- Born: Freeport, Illinois, U.S.
- Occupations: comedian; speaker;
- Known for: Founder of Wedding Chapel to Go

= Vicki Barbolak =

American comedian

Vicki Barbolak is an American comedian, speaker, and founder of Wedding Chapel to Go. Barbolak was a top 10 finalist on season 13 of America's Got Talent.

== Early life ==
Vicki Barbolak was born in Freeport, Illinois. Her mother was a secretary and her father, Pete Barbolak, a former National Football League player, worked in Chicago for the Federal Bureau of Investigation.

== Career ==
At the age of 38, Barbolak saw an ad for a stand-up comedy class and decided to attend.
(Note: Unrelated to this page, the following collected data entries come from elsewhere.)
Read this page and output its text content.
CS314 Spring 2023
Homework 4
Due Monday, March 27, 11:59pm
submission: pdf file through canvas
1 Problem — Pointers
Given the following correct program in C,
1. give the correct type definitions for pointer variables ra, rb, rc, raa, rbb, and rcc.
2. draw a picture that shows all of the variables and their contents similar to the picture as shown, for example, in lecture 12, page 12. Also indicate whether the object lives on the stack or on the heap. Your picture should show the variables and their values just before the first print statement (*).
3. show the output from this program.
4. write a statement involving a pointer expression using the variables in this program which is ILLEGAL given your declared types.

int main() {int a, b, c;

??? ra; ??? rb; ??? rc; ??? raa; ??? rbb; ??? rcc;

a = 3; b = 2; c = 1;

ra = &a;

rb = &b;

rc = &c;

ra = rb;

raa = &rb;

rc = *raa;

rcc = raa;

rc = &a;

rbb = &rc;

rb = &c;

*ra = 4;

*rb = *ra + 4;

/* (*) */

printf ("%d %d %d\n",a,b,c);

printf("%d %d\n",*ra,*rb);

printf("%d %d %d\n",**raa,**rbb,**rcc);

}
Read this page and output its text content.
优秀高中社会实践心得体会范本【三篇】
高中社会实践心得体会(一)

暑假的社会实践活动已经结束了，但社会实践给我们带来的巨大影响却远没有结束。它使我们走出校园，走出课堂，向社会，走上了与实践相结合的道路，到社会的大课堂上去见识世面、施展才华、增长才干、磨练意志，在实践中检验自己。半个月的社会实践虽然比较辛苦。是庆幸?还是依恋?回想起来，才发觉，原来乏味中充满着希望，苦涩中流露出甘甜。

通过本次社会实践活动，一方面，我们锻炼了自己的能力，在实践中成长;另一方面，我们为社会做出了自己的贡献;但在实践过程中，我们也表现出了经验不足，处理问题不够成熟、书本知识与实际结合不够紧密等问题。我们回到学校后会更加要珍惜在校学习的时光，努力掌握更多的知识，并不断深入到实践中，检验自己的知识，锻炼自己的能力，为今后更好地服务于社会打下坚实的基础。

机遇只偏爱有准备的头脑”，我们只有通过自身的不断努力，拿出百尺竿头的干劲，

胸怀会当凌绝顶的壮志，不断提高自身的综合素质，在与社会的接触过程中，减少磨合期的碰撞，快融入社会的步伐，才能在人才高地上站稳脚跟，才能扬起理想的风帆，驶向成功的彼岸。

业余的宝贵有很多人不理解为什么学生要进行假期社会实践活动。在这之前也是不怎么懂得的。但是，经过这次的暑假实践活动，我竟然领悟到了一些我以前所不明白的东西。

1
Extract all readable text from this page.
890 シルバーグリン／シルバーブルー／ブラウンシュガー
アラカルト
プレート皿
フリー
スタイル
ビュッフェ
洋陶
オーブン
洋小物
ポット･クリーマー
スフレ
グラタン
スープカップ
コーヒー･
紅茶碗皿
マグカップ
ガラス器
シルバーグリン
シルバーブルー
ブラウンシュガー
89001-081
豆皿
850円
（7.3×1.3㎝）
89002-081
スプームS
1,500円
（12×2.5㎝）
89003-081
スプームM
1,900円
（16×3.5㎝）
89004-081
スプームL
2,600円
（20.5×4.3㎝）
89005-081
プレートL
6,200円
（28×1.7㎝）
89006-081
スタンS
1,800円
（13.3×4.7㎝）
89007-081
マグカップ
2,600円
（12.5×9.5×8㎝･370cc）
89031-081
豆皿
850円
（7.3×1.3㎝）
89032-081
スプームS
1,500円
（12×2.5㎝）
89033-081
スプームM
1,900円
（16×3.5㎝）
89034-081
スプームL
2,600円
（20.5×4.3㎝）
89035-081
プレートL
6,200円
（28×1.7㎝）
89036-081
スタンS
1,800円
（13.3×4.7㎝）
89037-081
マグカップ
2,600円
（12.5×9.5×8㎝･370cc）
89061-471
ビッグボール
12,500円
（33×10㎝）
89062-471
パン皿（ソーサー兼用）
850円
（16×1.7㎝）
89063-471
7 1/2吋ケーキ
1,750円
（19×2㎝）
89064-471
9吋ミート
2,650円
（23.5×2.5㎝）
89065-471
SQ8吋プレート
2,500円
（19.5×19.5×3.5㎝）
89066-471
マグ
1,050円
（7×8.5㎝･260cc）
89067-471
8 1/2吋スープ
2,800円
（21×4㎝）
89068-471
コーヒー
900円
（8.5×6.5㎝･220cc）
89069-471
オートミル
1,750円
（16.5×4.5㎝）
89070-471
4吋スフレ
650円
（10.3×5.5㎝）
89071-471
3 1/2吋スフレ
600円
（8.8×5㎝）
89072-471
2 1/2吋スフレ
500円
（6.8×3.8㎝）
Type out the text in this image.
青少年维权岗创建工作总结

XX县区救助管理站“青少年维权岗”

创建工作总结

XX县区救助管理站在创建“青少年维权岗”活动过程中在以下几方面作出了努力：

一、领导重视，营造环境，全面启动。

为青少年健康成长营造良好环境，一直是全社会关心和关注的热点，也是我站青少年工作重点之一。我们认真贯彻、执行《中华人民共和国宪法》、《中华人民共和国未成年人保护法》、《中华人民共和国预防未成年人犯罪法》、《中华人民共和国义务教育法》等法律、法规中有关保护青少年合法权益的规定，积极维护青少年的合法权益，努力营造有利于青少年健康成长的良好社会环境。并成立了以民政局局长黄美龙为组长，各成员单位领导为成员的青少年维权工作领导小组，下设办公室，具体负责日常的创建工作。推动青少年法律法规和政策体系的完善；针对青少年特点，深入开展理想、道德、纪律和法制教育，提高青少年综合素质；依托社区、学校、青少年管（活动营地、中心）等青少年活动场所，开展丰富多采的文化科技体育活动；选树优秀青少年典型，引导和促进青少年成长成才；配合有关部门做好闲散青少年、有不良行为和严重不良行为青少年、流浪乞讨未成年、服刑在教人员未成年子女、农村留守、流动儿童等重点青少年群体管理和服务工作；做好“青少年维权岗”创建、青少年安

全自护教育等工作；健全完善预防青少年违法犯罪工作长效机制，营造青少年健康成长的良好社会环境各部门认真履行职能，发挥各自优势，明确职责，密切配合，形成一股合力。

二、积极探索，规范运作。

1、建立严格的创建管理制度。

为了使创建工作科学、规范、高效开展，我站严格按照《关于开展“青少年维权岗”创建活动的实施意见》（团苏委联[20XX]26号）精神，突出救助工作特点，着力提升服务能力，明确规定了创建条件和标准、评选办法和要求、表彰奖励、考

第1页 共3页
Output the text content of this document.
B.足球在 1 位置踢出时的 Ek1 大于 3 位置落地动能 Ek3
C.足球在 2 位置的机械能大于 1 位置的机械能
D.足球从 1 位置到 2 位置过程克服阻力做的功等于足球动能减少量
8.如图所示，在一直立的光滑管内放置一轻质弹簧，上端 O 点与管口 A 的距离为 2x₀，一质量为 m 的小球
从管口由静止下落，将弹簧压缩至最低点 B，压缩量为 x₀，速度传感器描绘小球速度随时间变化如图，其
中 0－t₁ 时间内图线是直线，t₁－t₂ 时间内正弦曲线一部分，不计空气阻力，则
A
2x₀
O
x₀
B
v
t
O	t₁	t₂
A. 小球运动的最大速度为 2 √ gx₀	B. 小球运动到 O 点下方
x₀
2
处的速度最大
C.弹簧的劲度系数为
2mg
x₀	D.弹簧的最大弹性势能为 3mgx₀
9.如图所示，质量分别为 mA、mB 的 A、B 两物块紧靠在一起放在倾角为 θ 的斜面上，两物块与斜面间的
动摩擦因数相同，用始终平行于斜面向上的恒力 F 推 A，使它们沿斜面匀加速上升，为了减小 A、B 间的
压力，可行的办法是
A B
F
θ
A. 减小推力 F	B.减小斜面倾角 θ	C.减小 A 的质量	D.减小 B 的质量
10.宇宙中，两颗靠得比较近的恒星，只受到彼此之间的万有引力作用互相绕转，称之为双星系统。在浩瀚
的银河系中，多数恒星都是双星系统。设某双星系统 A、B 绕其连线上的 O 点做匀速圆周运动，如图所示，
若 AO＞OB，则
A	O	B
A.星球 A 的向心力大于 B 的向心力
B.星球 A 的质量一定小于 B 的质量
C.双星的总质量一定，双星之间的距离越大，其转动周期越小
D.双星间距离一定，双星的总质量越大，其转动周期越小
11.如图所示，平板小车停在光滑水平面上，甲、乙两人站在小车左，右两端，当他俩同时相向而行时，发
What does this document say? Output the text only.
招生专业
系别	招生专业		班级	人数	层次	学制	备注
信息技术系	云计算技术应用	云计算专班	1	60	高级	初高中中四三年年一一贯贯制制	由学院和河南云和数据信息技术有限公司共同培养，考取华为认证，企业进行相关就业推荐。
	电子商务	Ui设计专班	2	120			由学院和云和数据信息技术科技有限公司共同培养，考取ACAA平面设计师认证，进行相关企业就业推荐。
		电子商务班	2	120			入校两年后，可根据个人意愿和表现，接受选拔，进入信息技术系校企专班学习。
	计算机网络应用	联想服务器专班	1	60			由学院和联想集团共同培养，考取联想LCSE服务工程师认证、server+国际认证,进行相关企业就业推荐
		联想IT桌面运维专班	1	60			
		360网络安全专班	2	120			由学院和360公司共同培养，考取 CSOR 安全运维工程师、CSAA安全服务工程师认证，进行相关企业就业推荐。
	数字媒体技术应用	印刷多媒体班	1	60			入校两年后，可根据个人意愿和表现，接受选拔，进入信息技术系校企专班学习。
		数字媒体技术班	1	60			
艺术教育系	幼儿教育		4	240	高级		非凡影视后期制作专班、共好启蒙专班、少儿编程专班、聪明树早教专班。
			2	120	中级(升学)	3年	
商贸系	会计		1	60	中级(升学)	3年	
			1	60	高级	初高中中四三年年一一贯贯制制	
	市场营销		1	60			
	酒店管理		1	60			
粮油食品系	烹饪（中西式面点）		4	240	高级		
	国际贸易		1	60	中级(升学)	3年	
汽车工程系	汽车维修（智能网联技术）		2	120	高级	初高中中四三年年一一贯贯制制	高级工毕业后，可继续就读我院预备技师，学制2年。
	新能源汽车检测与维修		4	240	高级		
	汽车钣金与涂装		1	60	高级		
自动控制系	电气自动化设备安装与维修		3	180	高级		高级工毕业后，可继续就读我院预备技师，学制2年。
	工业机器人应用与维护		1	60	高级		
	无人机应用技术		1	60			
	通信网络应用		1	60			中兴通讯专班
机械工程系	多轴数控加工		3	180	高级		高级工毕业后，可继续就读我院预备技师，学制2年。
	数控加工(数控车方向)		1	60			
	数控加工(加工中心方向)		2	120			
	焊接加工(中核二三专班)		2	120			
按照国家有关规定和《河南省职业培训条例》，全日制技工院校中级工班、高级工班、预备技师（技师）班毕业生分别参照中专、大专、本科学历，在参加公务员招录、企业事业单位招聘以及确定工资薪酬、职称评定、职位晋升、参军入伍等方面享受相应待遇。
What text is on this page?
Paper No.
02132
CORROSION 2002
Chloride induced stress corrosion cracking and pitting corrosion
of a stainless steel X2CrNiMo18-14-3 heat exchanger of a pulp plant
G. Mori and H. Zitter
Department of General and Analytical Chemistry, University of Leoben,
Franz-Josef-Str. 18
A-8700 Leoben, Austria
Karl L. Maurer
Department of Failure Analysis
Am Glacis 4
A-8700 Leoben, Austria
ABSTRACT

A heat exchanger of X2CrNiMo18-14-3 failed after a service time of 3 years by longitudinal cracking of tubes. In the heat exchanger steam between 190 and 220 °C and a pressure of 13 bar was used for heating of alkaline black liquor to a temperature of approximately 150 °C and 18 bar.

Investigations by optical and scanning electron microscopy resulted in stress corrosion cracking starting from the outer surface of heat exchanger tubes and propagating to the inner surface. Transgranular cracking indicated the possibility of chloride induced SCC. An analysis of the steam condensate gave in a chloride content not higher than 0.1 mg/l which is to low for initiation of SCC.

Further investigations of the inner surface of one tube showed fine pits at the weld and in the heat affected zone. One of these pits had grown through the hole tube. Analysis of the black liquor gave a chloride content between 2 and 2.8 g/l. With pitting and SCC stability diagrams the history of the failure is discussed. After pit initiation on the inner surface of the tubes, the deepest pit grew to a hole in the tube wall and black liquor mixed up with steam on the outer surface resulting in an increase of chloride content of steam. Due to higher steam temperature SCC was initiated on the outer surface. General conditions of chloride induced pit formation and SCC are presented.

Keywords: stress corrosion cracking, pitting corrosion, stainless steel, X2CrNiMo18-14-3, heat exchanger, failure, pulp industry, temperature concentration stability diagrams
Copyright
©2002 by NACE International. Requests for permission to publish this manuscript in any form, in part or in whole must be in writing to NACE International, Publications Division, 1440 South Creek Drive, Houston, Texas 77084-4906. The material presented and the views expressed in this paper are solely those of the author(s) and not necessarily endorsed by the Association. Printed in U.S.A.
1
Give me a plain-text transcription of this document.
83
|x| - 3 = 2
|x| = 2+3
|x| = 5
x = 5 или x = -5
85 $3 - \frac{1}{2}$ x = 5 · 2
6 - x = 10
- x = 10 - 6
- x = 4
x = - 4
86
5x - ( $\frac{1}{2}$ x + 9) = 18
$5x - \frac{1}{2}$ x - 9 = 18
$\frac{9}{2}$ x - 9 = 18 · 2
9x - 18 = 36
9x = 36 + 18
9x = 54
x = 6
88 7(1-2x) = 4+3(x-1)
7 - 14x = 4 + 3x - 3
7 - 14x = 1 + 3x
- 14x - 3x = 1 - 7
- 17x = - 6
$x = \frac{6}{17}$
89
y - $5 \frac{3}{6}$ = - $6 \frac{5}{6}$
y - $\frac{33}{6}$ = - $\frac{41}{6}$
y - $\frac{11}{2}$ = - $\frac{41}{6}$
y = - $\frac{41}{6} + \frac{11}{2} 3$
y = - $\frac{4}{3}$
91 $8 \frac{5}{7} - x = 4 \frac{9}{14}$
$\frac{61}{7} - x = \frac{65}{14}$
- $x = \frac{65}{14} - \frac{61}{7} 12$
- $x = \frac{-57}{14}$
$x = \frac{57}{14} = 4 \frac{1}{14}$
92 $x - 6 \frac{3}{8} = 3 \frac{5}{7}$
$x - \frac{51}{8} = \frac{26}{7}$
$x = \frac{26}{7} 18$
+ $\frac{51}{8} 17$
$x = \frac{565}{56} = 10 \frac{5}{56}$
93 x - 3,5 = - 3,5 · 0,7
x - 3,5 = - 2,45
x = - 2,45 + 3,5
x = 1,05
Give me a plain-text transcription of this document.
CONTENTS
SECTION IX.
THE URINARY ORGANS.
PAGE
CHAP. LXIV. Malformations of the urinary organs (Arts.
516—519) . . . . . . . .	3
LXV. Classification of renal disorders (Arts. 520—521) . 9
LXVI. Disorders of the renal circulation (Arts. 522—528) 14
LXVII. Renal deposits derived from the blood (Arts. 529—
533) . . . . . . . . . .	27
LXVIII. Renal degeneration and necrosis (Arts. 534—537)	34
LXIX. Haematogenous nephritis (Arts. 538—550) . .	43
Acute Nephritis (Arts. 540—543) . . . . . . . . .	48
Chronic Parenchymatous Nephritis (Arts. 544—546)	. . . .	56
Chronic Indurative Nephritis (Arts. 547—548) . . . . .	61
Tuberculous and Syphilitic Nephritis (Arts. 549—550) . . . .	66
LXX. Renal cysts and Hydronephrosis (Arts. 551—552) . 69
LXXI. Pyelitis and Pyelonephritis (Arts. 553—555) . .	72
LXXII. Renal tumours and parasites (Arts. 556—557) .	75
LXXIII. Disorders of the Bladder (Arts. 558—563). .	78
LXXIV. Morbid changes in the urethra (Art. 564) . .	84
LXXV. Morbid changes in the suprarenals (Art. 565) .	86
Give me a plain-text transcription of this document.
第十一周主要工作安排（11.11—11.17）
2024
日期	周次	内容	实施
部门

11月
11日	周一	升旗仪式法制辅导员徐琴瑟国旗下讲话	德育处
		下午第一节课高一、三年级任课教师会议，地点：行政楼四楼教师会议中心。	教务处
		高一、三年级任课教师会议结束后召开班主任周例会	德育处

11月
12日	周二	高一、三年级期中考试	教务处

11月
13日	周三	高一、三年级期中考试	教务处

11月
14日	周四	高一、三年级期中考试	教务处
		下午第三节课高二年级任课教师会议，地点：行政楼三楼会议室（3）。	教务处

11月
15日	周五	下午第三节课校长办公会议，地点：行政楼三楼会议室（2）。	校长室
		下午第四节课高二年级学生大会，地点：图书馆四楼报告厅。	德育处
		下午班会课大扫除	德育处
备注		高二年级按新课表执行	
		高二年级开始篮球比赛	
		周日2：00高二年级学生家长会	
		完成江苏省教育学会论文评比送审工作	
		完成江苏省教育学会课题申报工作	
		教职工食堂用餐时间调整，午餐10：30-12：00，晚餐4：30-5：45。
She quickly realized that making people laugh brought her more happiness and joy than she thought was possible. After a few years of doing open mic, Barbolak was noticed by Mitzi Shore, owner of The Comedy Store, where she further developed her craft. In 2018, she was a contestant in season 13 of America's Got Talent, where she finished as a finalist. In 2019, she began her "Trailer Nasty Tour." She competed in season one of America's Got Talent: The Champions but was eliminated during the first week of the competition. She also competed in Britain's Got Talent: The Champions but was eliminated during the fifth week of the competition.

Barbolak is an ordained minister. She is the founder of Wedding Chapel to Go. She is also a speaker at conferences and organizations where she discusses humor in the workplace.

== Personal life ==
Barbolak has lived in a trailer for over 25 years. She is married to Lou Brockman, a piano player at the Comedy Store where they met. She has 2 daughters. She has 5 grandchildren. She lives in Rancho Caleveras Mobile Home Park in Oceanside, California.